Parsing XML

1 October 2007

Originally published on macresearch.org, around 2007. Reproduced from the author's archive; some links may no longer resolve.

Using XML in Your Research

The eXtensible Markup Language has really taken off over the last few years, to the point that you can’t escape it in any visit to the computer book store. But while XML has thoroughly permeated the world of IT, its presence in the scientific world is far less pervasive, which is a shame, because it offers a number of advantages over do-it-yourself formats. For example, because XML is standardized, it is supported by many tools and libraries, making parsing and probing XML documents a breeze. In this short tutorial, I want to show you how you can use XML to develop interfaces to legacy applications.

The format of XML is actually pretty straightforward. If you have ever seen HTML code, you are already acquainted with an XML format. XML basically allows you to define elements, such as the

tag that defines a paragraph element in HTML. Each element can have attributes, like the href attribute in the HTML anchor tag (e.g. ), and embedded sub-elements and text.

To demonstrate, I am going to walk through a real example. I recently needed to use output from a Fortran program in some python scripts. The Fortran program wrote its output in a form that was not very easy to parse, making it difficult to use in other programs and scripts. So I added a second mode of output that generated XML. The XML printed looked like this:

<kffile>
   <section id='General'>
      <variable id='file-ident' length='6' type='3' />
      <variable id='jobid' length='160' type='3' />
      <variable id='title' length='160' type='3' />
      <variable id='Molecular_Weight' length='1' type='2' />
      <variable id='runtype' length='160' type='3' />
      <variable id='nspin' length='1' type='1' />
      <variable id='nspinf' length='1' type='1' />
      <variable id='ldapot' length='1' type='1' />
      <variable id='xcparv' length='1' type='2' />
      <variable id='ldaen' length='1' type='1' />
      <variable id='xcpare' length='1' type='2' />
      <variable id='ggapot' length='160' type='3' />
      <variable id='ggaen' length='160' type='3' />
      <variable id='lhybrid' length='1' type='4' />
      <variable id='hybrid' length='160' type='3' />
      <variable id='iopcor' length='1' type='1' />
      <variable id='ioprel' length='1' type='1' />
      <variable id='electrons' length='1' type='2' />
      <variable id='unit of length' length='1' type='2' />
      <variable id='unit of angle' length='1' type='2' />
      <variable id='lfrozend' length='1' type='4' />
      <variable id='scfmod' length='160' type='3' />
   </section>
   <section id='Geometry'>
      <variable id='grouplabel' length='160' type='3' />
      <variable id='Geometric Symmetry' length='160' type='3' />
      <variable id='symmetry tolerance' length='1' type='2' />
      <variable id='orient' length='12' type='2' />
...

This is a fairly basic XML document. Basically, there is an all enclosing kffile element, which contains nested section elements. Each section element in turn nests a number of variable elements. The section and variable elements each have one or more attributes.

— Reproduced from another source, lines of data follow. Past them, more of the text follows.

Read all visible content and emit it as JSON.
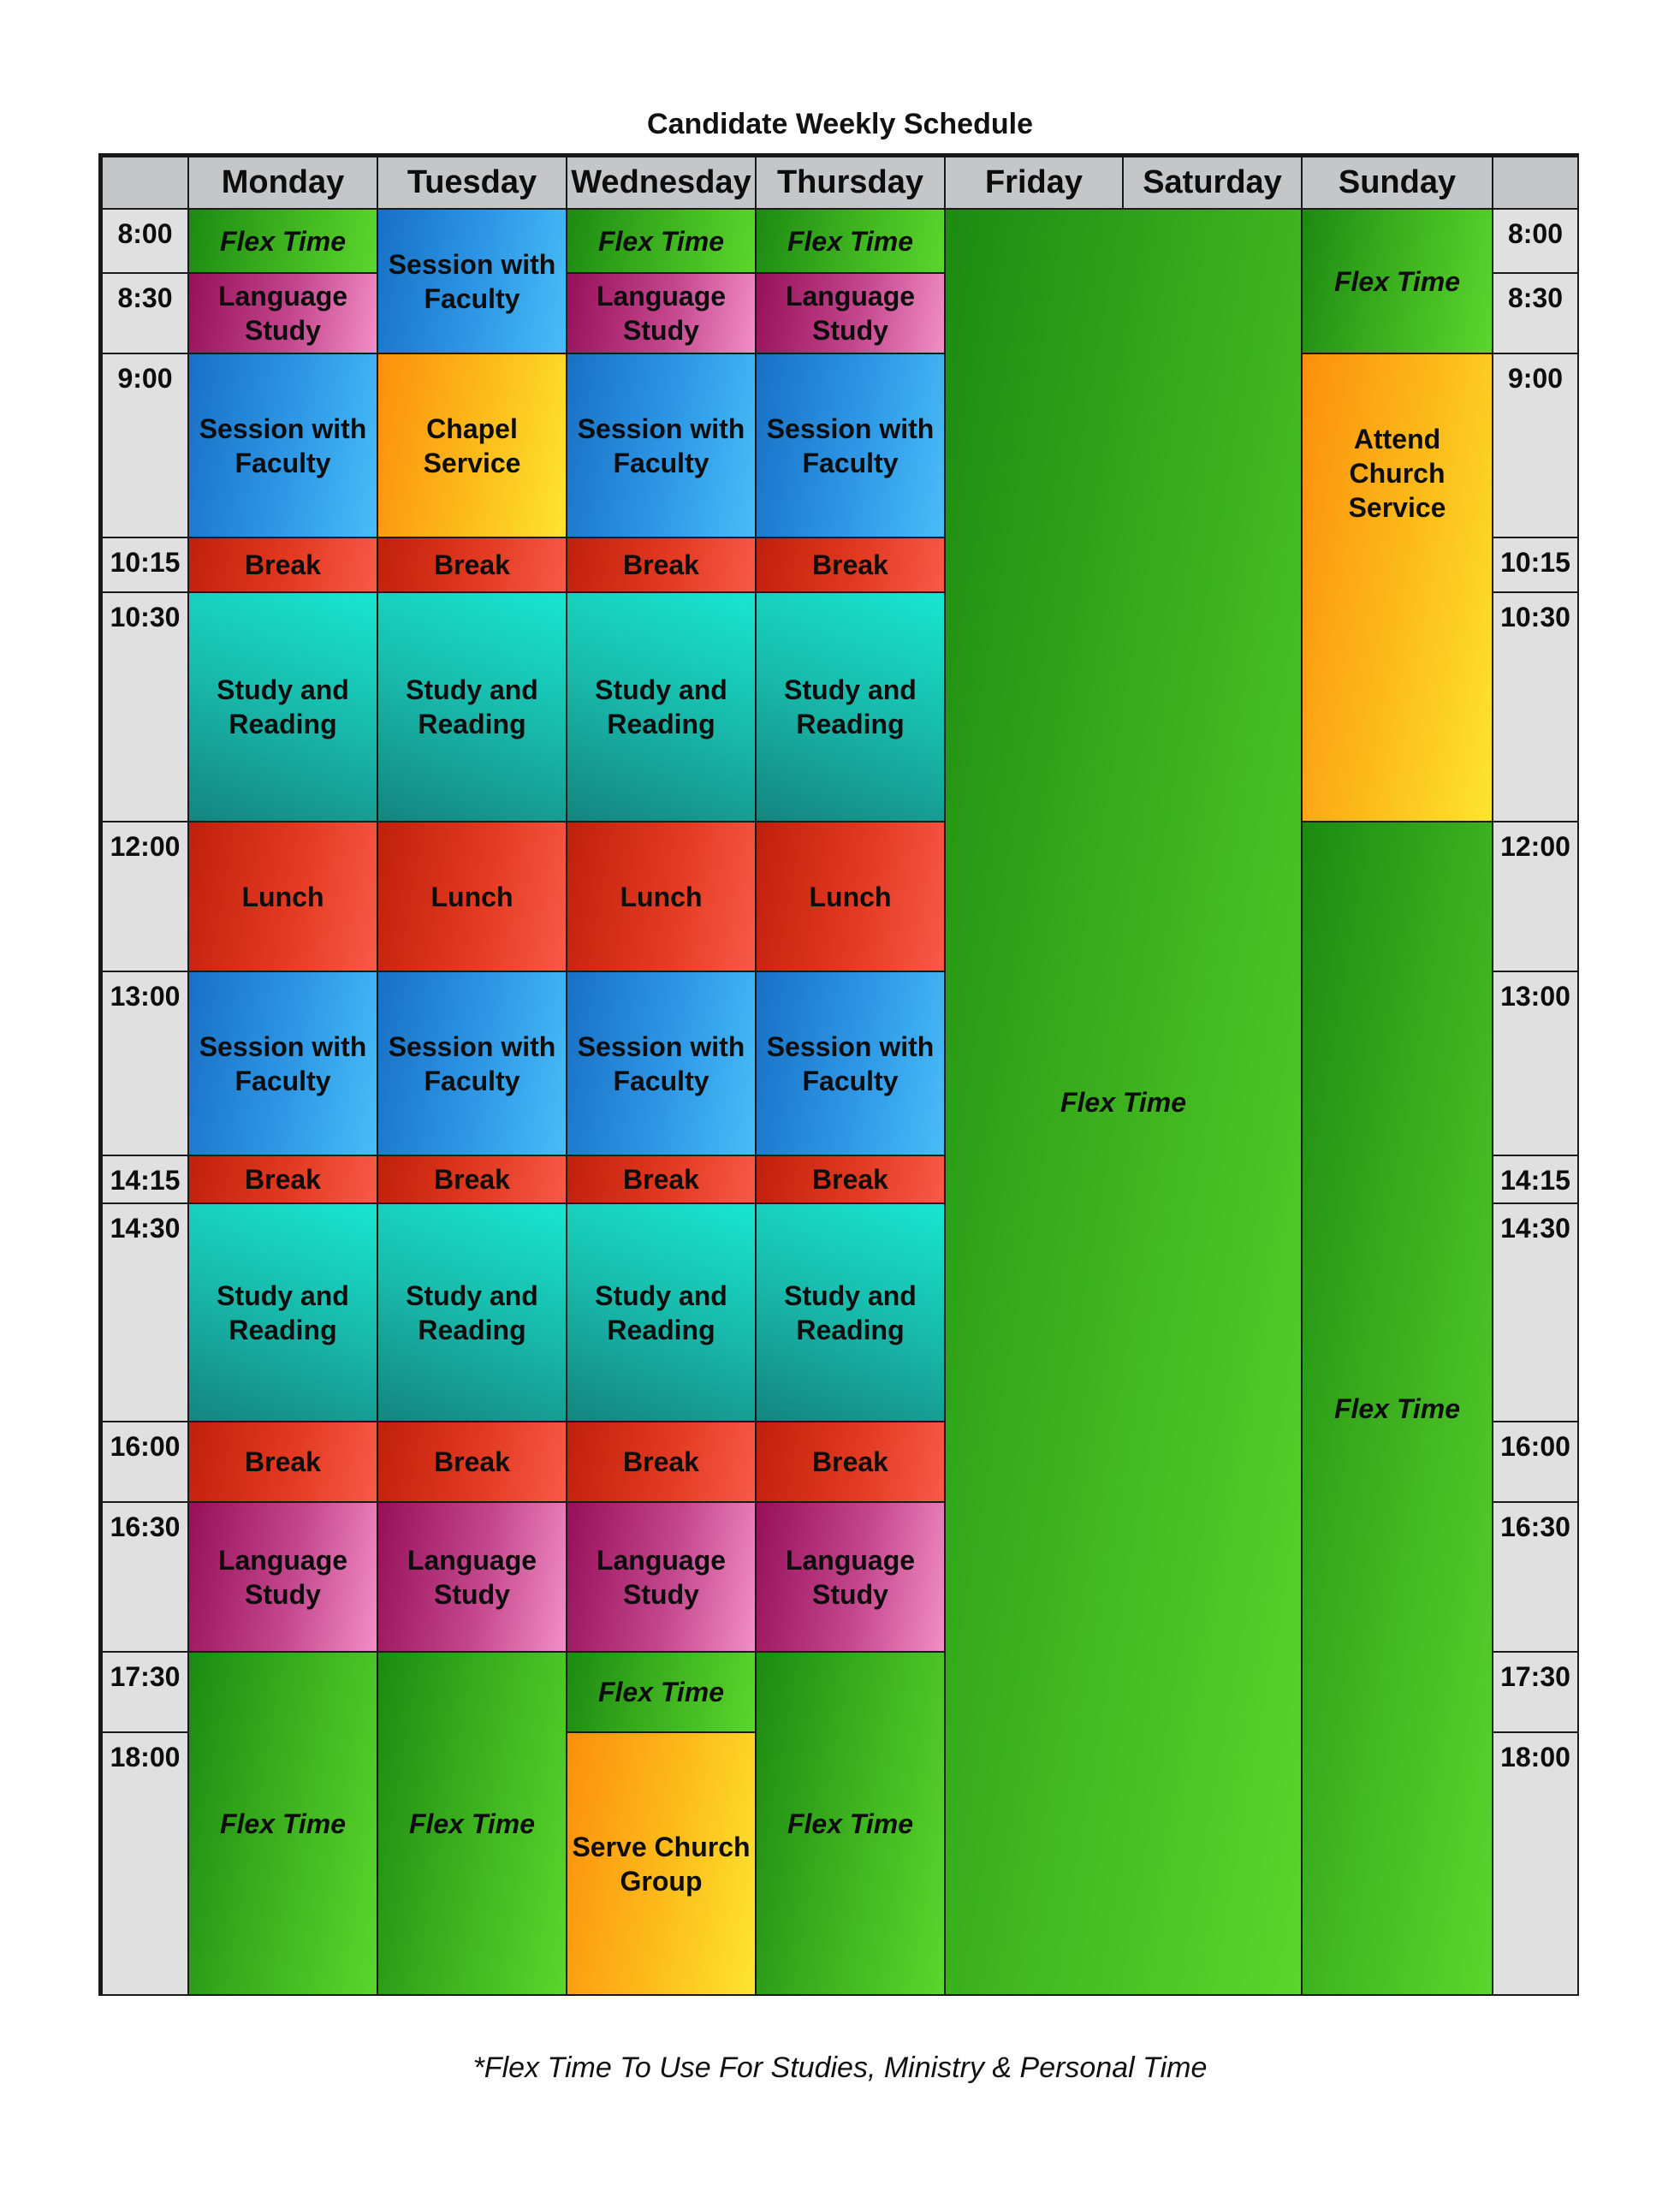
{
  "title": "Candidate Weekly Schedule",
  "footnote": "*Flex Time To Use For Studies, Ministry & Personal Time",
  "days": [
    "Monday",
    "Tuesday",
    "Wednesday",
    "Thursday",
    "Friday",
    "Saturday",
    "Sunday"
  ],
  "times": [
    "8:00",
    "8:30",
    "9:00",
    "10:15",
    "10:30",
    "12:00",
    "13:00",
    "14:15",
    "14:30",
    "16:00",
    "16:30",
    "17:30",
    "18:00"
  ],
  "activities": {
    "flex": "Flex Time",
    "language": "Language Study",
    "session": "Session with Faculty",
    "chapel": "Chapel Service",
    "break": "Break",
    "study": "Study and Reading",
    "lunch": "Lunch",
    "serve": "Serve Church Group",
    "church": "Attend Church Service"
  },
  "schedule": {
    "monday": [
      "flex",
      "language",
      "session",
      "break",
      "study",
      "lunch",
      "session",
      "break",
      "study",
      "break",
      "language",
      "flex"
    ],
    "tuesday": [
      "session",
      "chapel",
      "break",
      "study",
      "lunch",
      "session",
      "break",
      "study",
      "break",
      "language",
      "flex"
    ],
    "wednesday": [
      "flex",
      "language",
      "session",
      "break",
      "study",
      "lunch",
      "session",
      "break",
      "study",
      "break",
      "language",
      "flex",
      "serve"
    ],
    "thursday": [
      "flex",
      "language",
      "session",
      "break",
      "study",
      "lunch",
      "session",
      "break",
      "study",
      "break",
      "language",
      "flex"
    ],
    "friday_saturday": [
      "flex"
    ],
    "sunday": [
      "flex",
      "church",
      "flex"
    ]
  },
  "colors": {
    "flex": "#3aae1e",
    "language": "#c4478d",
    "session": "#2f98e6",
    "chapel": "#fcbd1b",
    "break": "#e33a22",
    "study": "#18b9aa",
    "header": "#c4c6c7",
    "time_column": "#e0e0e0"
  }
}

For example, a variable has an identifier (id), data length (length), and data type (type). (Note that the data itself is not included in this particular scheme, but could easily be added.)

The advantage of using an XML format to dump structured data is that reusing that data then becomes a breeze. For example, here is a python program to read in the data above, and print out all of the section and variable names:

#!/usr/bin/env python

from xml.dom.minidom import *
dom = parse('dump.xml')
for section in dom.getElementsByTagName('section'):
    print section.getAttribute('id')
    for variable in section.getElementsByTagName('variable'):
        print '  ', variable.getAttribute('id')

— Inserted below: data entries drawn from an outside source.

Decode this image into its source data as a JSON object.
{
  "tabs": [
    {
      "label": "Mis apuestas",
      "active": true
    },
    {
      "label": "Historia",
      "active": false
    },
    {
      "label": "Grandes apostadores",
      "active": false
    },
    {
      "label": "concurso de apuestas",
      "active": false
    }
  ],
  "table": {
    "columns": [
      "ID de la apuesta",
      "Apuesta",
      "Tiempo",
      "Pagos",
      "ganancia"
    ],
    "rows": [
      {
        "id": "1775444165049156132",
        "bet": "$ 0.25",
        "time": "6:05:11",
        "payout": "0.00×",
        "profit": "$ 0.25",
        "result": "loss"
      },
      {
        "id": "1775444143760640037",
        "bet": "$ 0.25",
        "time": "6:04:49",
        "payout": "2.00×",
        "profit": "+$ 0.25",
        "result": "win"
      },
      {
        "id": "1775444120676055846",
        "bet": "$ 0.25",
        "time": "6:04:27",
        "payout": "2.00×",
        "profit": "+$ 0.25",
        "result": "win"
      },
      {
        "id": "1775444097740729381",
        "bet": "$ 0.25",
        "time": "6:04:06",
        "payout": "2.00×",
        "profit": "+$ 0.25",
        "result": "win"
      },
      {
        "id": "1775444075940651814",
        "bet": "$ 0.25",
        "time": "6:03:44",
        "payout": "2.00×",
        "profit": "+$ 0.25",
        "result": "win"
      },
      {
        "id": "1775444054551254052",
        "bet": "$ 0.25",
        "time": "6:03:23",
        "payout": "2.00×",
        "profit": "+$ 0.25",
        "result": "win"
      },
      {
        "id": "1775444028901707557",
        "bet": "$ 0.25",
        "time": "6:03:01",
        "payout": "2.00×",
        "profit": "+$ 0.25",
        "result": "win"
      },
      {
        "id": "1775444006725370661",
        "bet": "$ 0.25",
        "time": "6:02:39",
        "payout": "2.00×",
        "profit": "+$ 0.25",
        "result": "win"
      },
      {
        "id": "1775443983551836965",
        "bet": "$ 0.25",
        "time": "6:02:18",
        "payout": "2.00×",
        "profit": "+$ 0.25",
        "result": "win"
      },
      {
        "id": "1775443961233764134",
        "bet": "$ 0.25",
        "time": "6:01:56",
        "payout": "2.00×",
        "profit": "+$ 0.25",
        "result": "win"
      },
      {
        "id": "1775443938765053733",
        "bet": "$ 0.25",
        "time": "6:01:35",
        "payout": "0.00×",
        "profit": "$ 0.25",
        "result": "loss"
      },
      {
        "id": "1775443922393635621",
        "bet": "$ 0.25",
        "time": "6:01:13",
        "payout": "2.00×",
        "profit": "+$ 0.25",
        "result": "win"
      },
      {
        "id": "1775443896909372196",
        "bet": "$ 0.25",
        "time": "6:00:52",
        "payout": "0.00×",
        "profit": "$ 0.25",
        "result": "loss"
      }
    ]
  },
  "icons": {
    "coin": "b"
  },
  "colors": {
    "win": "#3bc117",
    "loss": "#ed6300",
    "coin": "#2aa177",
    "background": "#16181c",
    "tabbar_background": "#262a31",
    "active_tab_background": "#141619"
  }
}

That’s all. Tiny. The parsing itself is a single line of code. And don’t think that this is only possible in Python, it’s not. Libraries to parse XML are commonplace in nearly all languages, and typically just as easy to use.

You can parse XML in a number of ways. One option is a so called SAX parser, that basically walks through the XML tree, and calls a function for each element that it encounters. The advantage of this approach is that you don’t need to read the whole document into memory.

The parser used here is a so-called Document Object Model (DOM) parser. It reads in the whole document, and represents it internally as a tree-like structure called the DOM-tree. Once you have this tree, you can do anything you like with it. You can traverse it, like we have done here, and you can even modify and print it back out again. The advantage of a DOM parser is that it is typically much easier to perform operations on the data. A disadvantage is that you have to load the whole document, which could be an issue if you have lots of data.

That’s it for this brief introduction to XML. In conclusion, adding an XML output option to your legacy C or Fortran application can be a simple way to make it much more useful, by providing better integration with other applications and scripting languages.